Global Network for Sex Workers Projects.“NSWP members highlighted in bridging the gaps 2015 report.”
Bridging the Gaps. “Health and Rights for Key Populations Report.”
Globally, HIV prevalence among sex workers is 12 times greater than amongst the general population, and continues to rise in many countries. The reasons beyond this trend are myriad, but include stigma, discrimination, and violence. Punitive frameworks designed to punish sex workers continue to prevent the group from realizing their full rights. This prevailing marginalization of sex workers effectively prevents their participation in public forums and policy decisions on policies that directly affect them. The Bridging the Gap report is an important evidentiary document of the impact that sex workers can have on behalf of their communities, given proper support.
The substantive involvement of key populations in HIV prevention, treatment, and care is necessary to combat the HIV epidemic and protect the right to health.
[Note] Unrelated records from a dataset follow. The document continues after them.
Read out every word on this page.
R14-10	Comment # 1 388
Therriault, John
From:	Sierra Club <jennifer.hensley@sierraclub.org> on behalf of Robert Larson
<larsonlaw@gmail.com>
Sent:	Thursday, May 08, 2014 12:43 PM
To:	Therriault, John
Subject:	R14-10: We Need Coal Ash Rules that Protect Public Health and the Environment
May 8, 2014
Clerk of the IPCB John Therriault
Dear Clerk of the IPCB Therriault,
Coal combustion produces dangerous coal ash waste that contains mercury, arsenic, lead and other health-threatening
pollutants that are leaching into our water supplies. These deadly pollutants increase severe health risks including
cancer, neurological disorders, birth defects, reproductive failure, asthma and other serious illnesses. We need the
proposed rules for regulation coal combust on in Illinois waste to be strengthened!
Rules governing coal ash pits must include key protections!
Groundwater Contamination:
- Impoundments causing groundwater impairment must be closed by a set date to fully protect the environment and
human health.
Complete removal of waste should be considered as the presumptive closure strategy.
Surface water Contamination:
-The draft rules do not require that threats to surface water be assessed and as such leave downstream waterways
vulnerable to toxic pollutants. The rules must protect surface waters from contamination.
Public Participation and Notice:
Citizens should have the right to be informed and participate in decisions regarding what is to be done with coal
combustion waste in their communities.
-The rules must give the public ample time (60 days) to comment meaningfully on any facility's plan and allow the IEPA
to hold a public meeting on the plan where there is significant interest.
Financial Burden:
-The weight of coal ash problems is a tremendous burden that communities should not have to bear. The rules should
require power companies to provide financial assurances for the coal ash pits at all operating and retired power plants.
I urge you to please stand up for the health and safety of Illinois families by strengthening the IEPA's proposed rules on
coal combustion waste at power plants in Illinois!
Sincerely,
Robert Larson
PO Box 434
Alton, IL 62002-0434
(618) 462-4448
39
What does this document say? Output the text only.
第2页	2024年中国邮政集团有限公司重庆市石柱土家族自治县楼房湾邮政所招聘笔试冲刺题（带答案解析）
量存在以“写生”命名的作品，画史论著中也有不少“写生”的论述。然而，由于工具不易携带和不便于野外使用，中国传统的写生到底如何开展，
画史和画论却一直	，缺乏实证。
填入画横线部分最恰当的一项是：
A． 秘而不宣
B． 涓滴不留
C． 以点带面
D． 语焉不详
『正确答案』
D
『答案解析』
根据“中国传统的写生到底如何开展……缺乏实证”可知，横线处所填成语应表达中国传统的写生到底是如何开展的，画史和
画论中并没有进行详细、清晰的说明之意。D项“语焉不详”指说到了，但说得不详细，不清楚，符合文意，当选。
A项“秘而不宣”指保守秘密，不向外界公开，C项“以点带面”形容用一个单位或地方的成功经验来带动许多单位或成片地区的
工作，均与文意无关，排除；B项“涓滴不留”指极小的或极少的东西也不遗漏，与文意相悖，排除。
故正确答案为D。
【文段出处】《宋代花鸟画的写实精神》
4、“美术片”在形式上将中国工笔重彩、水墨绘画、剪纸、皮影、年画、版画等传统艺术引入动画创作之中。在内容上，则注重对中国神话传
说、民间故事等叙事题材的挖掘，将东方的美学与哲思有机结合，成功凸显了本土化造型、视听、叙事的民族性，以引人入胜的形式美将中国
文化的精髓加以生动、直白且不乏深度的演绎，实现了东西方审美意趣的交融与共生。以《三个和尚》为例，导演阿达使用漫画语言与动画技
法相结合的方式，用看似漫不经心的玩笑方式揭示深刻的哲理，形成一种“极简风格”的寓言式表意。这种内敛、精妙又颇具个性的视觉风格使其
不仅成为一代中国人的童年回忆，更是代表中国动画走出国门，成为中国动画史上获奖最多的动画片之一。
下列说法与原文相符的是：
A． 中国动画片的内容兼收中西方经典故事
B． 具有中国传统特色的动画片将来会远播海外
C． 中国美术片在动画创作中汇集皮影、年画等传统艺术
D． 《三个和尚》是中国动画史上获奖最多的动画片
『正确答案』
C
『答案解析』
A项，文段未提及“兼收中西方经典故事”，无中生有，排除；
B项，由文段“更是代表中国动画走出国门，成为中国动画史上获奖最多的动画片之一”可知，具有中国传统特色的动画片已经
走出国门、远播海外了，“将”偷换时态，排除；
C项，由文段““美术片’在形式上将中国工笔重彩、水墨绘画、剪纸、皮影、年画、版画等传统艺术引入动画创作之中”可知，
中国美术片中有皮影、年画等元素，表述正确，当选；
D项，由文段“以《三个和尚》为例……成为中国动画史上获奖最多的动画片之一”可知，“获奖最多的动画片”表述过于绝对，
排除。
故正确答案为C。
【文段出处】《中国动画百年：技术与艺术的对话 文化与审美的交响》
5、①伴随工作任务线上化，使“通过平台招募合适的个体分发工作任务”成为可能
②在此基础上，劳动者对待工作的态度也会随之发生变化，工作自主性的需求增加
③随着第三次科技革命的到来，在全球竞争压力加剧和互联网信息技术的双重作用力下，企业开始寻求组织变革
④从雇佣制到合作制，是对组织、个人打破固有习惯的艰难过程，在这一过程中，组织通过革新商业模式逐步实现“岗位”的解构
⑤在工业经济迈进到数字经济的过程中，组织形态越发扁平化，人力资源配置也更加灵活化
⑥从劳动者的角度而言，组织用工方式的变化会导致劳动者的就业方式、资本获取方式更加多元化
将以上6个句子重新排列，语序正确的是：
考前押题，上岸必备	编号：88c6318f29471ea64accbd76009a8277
According to UNAIDS, sex workers, LGBT persons, and people who use drugs are “key providers of prevention, treatment, and care” that create the “social, political, legal, and financial environment needed to respond to the epidemic.” Activities implemented within the Bridging the Gaps program measurably increased awareness of, and support for, the importance of sex worker-friendly services. National and international funding bodies should look to these results when considering whether they should fund sex worker groups to run programs on behalf of their community.